The Asahi-Diageo deal, announced in December, is still pending regulatory approvals from the competition authority as well as regulators in Tanzania and Uganda. The transaction is expected to close in the second half of 2026.
Neither KWAL nor EABL responded to requests for comment.
In this article:
Know More
London-headquartered Diageo’s sale of its 65% stake in EABL forms part of its turnaround strategy, which involves offloading non-core assets to reduce debt and accelerate growth. Asahi, on the other hand, is keen on expanding its geographic footprint and is counting on the EABL deal to deliver long-term growth “driven by population increase and economic expansion.”

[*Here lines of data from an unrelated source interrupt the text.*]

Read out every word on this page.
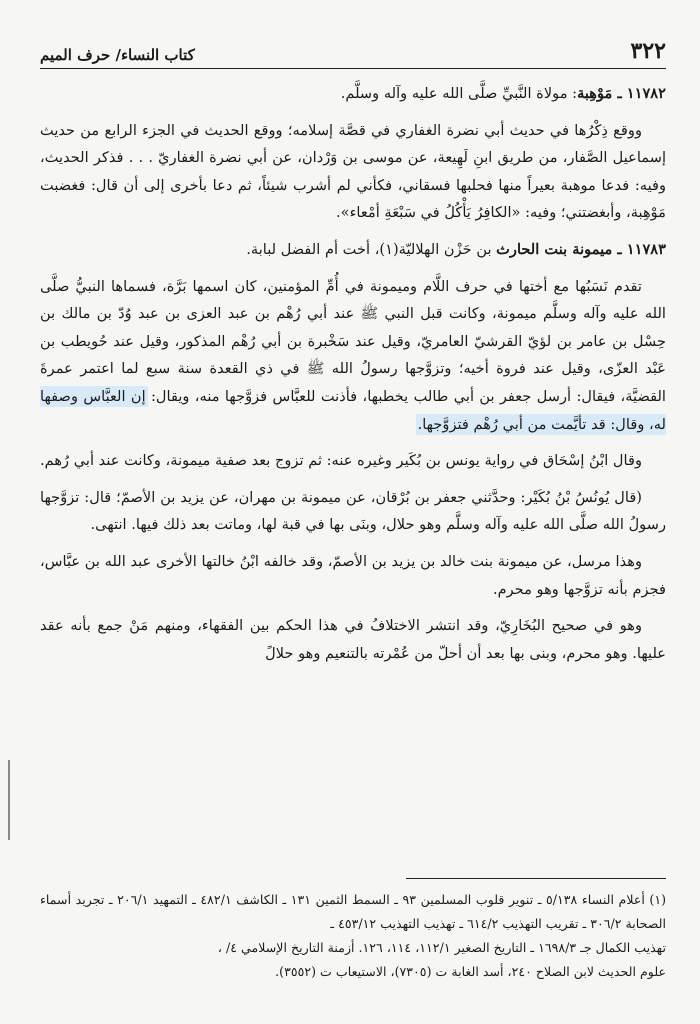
٣٢٢
كتاب النساء/ حرف الميم

١١٧٨٢ ـ مَوْهِبة: مولاة النَّبيِّ صلَّى الله عليه وآله وسلَّم.

ووقع ذِكْرُها في حديث أبي نضرة الغفاري في قصَّة إسلامه؛ ووقع الحديث في الجزء الرابع من حديث إسماعيل الصَّفار، من طريق ابنِ لَهِيعة، عن موسى بن وَرْدان، عن أبي نضرة الغفاريّ . . . فذكر الحديث، وفيه: فدعا موهبة بعيراً منها فحلبها فسقاني، فكأني لم أشرب شيئاً، ثم دعا بأخرى إلى أن قال: فغضبت مَوْهِبة، وأبغضتني؛ وفيه: «الكافِرُ يَأْكُلُ في سَبْعَةِ أمْعاء».

١١٧٨٣ ـ ميمونة بنت الحارث بن حَزْن الهلاليّة(١)، أخت أم الفضل لبابة.

تقدم نَسَبُها مع أختها في حرف اللَّام وميمونة في أُمِّ المؤمنين، كان اسمها بَرَّة، فسماها النبيُّ صلَّى الله عليه وآله وسلَّم ميمونة، وكانت قبل النبي ﷺ عند أبي رُهْم بن عبد العزى بن عبد وُدّ بن مالك بن حِسْل بن عامر بن لؤيّ القرشيّ العامريّ، وقيل عند سَخْبرة بن أبي رُهْم المذكور، وقيل عند حُويطب بن عَبْد العزّى، وقيل عند فروة أخيه؛ وتزوَّجها رسولُ الله ﷺ في ذي القعدة سنة سبع لما اعتمر عمرةَ القضيَّة، فيقال: أرسل جعفر بن أبي طالب يخطبها، فأذنت للعبَّاس فزوَّجها منه، ويقال: إن العبَّاس وصفها له، وقال: قد تأيَّمت من أبي رُهْم فتزوَّجها.

وقال ابْنُ إسْحَاق في رواية يونس بن بُكَير وغيره عنه: ثم تزوج بعد صفية ميمونة، وكانت عند أبي رُهم.

(قال يُونُسُ بْنُ بُكَيْر: وحدَّثني جعفر بن بُرْقان، عن ميمونة بن مهران، عن يزيد بن الأصمّ؛ قال: تزوَّجها رسولُ الله صلَّى الله عليه وآله وسلَّم وهو حلال، وبنَى بها في قبة لها، وماتت بعد ذلك فيها. انتهى.

وهذا مرسل، عن ميمونة بنت خالد بن يزيد بن الأصمّ، وقد خالفه ابْنُ خالتها الأخرى عبد الله بن عبَّاس، فجزم بأنه تزوَّجها وهو محرم.

وهو في صحيح البُخَارِيّ، وقد انتشر الاختلافُ في هذا الحكم بين الفقهاء، ومنهم مَنْ جمع بأنه عقد عليها. وهو محرم، وبنى بها بعد أن أحلّ من عُمْرته بالتنعيم وهو حلالً

(١) أعلام النساء ٥/١٣٨ ـ تنوير قلوب المسلمين ٩٣ ـ السمط الثمين ١٣١ ـ الكاشف ٤٨٢/١ ـ التمهيد ٢٠٦/١ ـ تجريد أسماء الصحابة ٣٠٦/٢ ـ تقريب التهذيب ٦١٤/٢ ـ تهذيب التهذيب ٤٥٣/١٢ ـ

تهذيب الكمال جـ ١٦٩٨/٣ ـ التاريخ الصغير ١١٢/١، ١١٤، ١٢٦. أزمنة التاريخ الإسلامي ٤/ ،

علوم الحديث لابن الصلاح ٢٤٠، أسد الغابة ت (٧٣٠٥)، الاستيعاب ت (٣٥٥٢).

EABL, whose net profit for the six months to December 2025 rose 38% to $87 million, operates primarily in Kenya, Uganda and Tanzania and is one of the region’s largest public companies. Its portfolio includes beer brands Tusker and Serengeti, and the company plans to enter into long-term licenses for Diageo’s global brands such as Guinness and Johnnie Walker to continue selling them in the region after the acquisition.
Martin’s view
EABL has previously been accused of engaging in anti-competitive practices by smaller Nairobi-based brewers including Keroche Breweries and African Originals as well as distributors such as Bia Tosha. KWAL’s regulatory push is, however, especially noteworthy as it is one of EABL’s largest competitors and has the backing of a global giant in Heineken. It is certainly the largest player to ever go up against EABL over the alleged abuse of its dominant market position.
Should the regulator set conditions for the acquisition’s approval, meant to correct alleged abuse of dominance, it would have an impact on EABL’s operations and growth prospects. In the 2019 acquisition of ARM Cement by National Cement, for example, the regulator approved the merger but set conditions to address public interest concerns, including supplier protection and employee retention.

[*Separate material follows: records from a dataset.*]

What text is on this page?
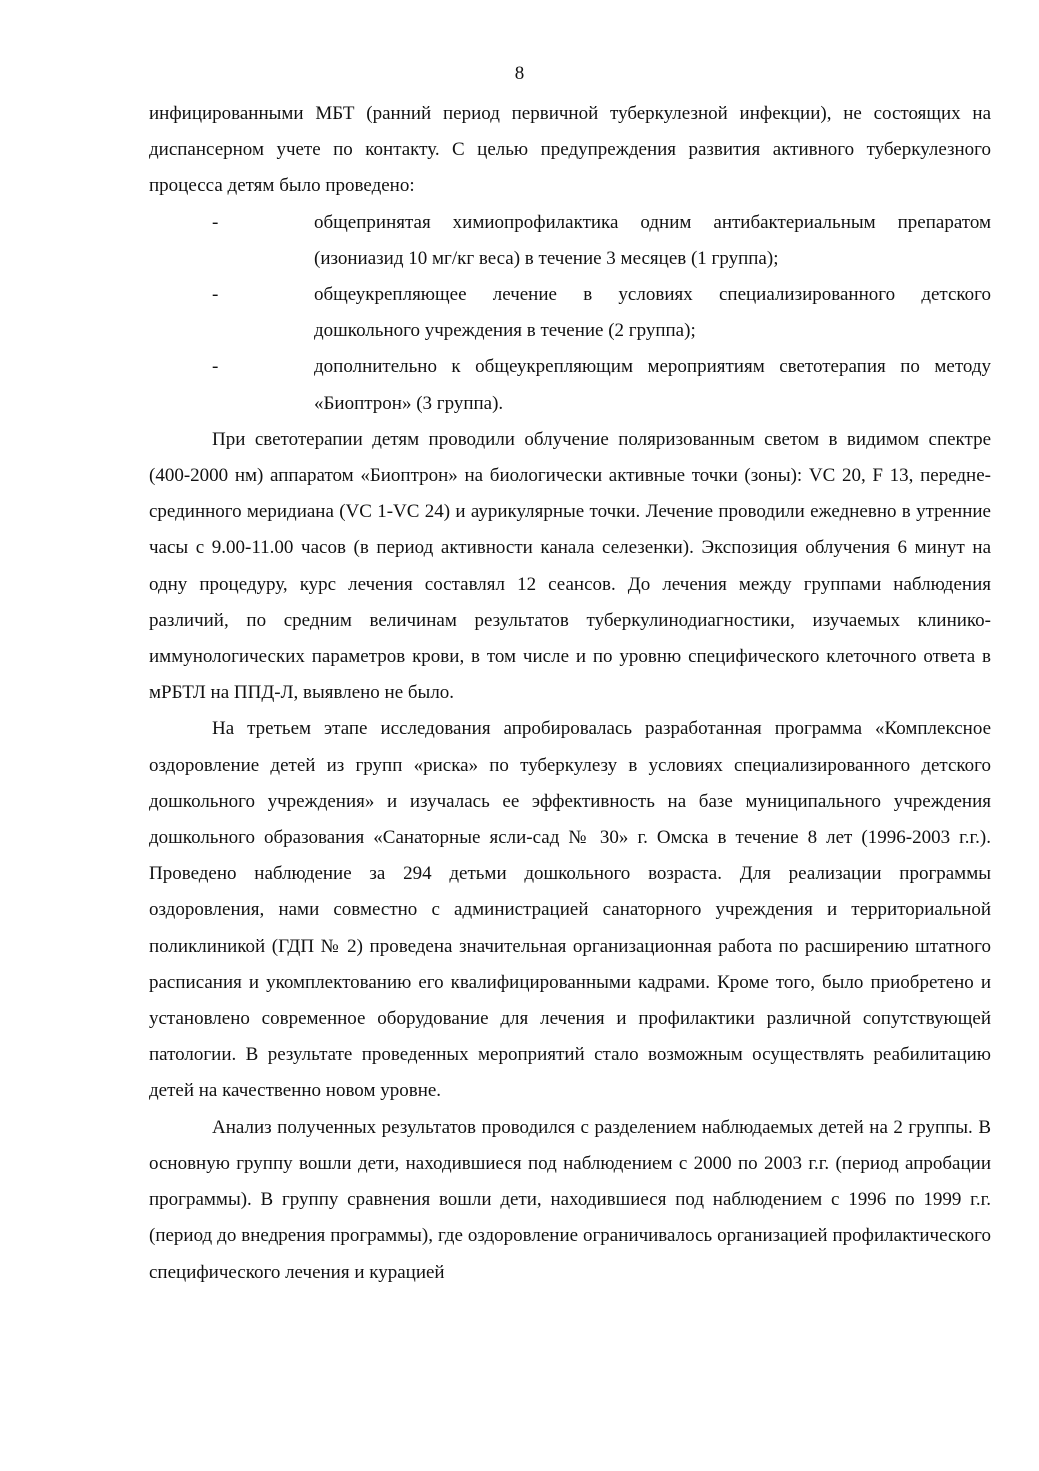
8

инфицированными МБТ (ранний период первичной туберкулезной инфекции), не состоящих на диспансерном учете по контакту. С целью предупреждения развития активного туберкулезного процесса детям было проведено:

-	общепринятая химиопрофилактика одним антибактериальным препаратом (изониазид 10 мг/кг веса) в течение 3 месяцев (1 группа);
-	общеукрепляющее лечение в условиях специализированного детского дошкольного учреждения в течение (2 группа);
-	дополнительно к общеукрепляющим мероприятиям светотерапия по методу «Биоптрон» (3 группа).

При светотерапии детям проводили облучение поляризованным светом в видимом спектре (400-2000 нм) аппаратом «Биоптрон» на биологически активные точки (зоны): VC 20, F 13, передне-срединного меридиана (VC 1-VC 24) и аурикулярные точки. Лечение проводили ежедневно в утренние часы с 9.00-11.00 часов (в период активности канала селезенки). Экспозиция облучения 6 минут на одну процедуру, курс лечения составлял 12 сеансов. До лечения между группами наблюдения различий, по средним величинам результатов туберкулинодиагностики, изучаемых клинико-иммунологических параметров крови, в том числе и по уровню специфического клеточного ответа в мРБТЛ на ППД-Л, выявлено не было.

На третьем этапе исследования апробировалась разработанная программа «Комплексное оздоровление детей из групп «риска» по туберкулезу в условиях специализированного детского дошкольного учреждения» и изучалась ее эффективность на базе муниципального учреждения дошкольного образования «Санаторные ясли-сад № 30» г. Омска в течение 8 лет (1996-2003 г.г.). Проведено наблюдение за 294 детьми дошкольного возраста. Для реализации программы оздоровления, нами совместно с администрацией санаторного учреждения и территориальной поликлиникой (ГДП № 2) проведена значительная организационная работа по расширению штатного расписания и укомплектованию его квалифицированными кадрами. Кроме того, было приобретено и установлено современное оборудование для лечения и профилактики различной сопутствующей патологии. В результате проведенных мероприятий стало возможным осуществлять реабилитацию детей на качественно новом уровне.

Анализ полученных результатов проводился с разделением наблюдаемых детей на 2 группы. В основную группу вошли дети, находившиеся под наблюдением с 2000 по 2003 г.г. (период апробации программы). В группу сравнения вошли дети, находившиеся под наблюдением с 1996 по 1999 г.г. (период до внедрения программы), где оздоровление ограничивалось организацией профилактического специфического лечения и курацией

EABL shareholders will be keen on the regulator’s decision to understand the company’s future, particularly when coupled with long-running concerns over an unpredictable tax regime and uncertainty over proposed new regulations on alcohol consumption in its home market.
The competition authority’s decision will, however, also consider EABL’s unique position in the market landscape — it directly employs over 1,600 people and is responsible for numerous more indirect opportunities for farmers and distributors.
Room for Disagreement
Some analysts argue that the acquisition is likely to be approved without conditions to correct the alleged abuse of dominance, given the dismissal of long-running complaints from other players in the sector over the years.
Ian Mwangi, a Nairobi-based economist, also told Semafor that EABL’s healthy cash position and liquidity meant that it was likely to absorb any shocks in the medium-term should the regulator set unfavourable conditions.
“EABL has been accused of abusing its dominance in the past and regulatory action was not taken,” he said. “I don’t think the change from Diageo to Asahi will change that.”
Notable
- Asahi Group has hired advisers in the region as it seeks regulatory approvals for the $2.3 billion acquisition of EABL, African Intelligence reported this week.
- Nairobi-based brewer African Originals in 2024 accused EABL of orchestrating a smear campaign as it launched a competing product line, a story broken by Semafor.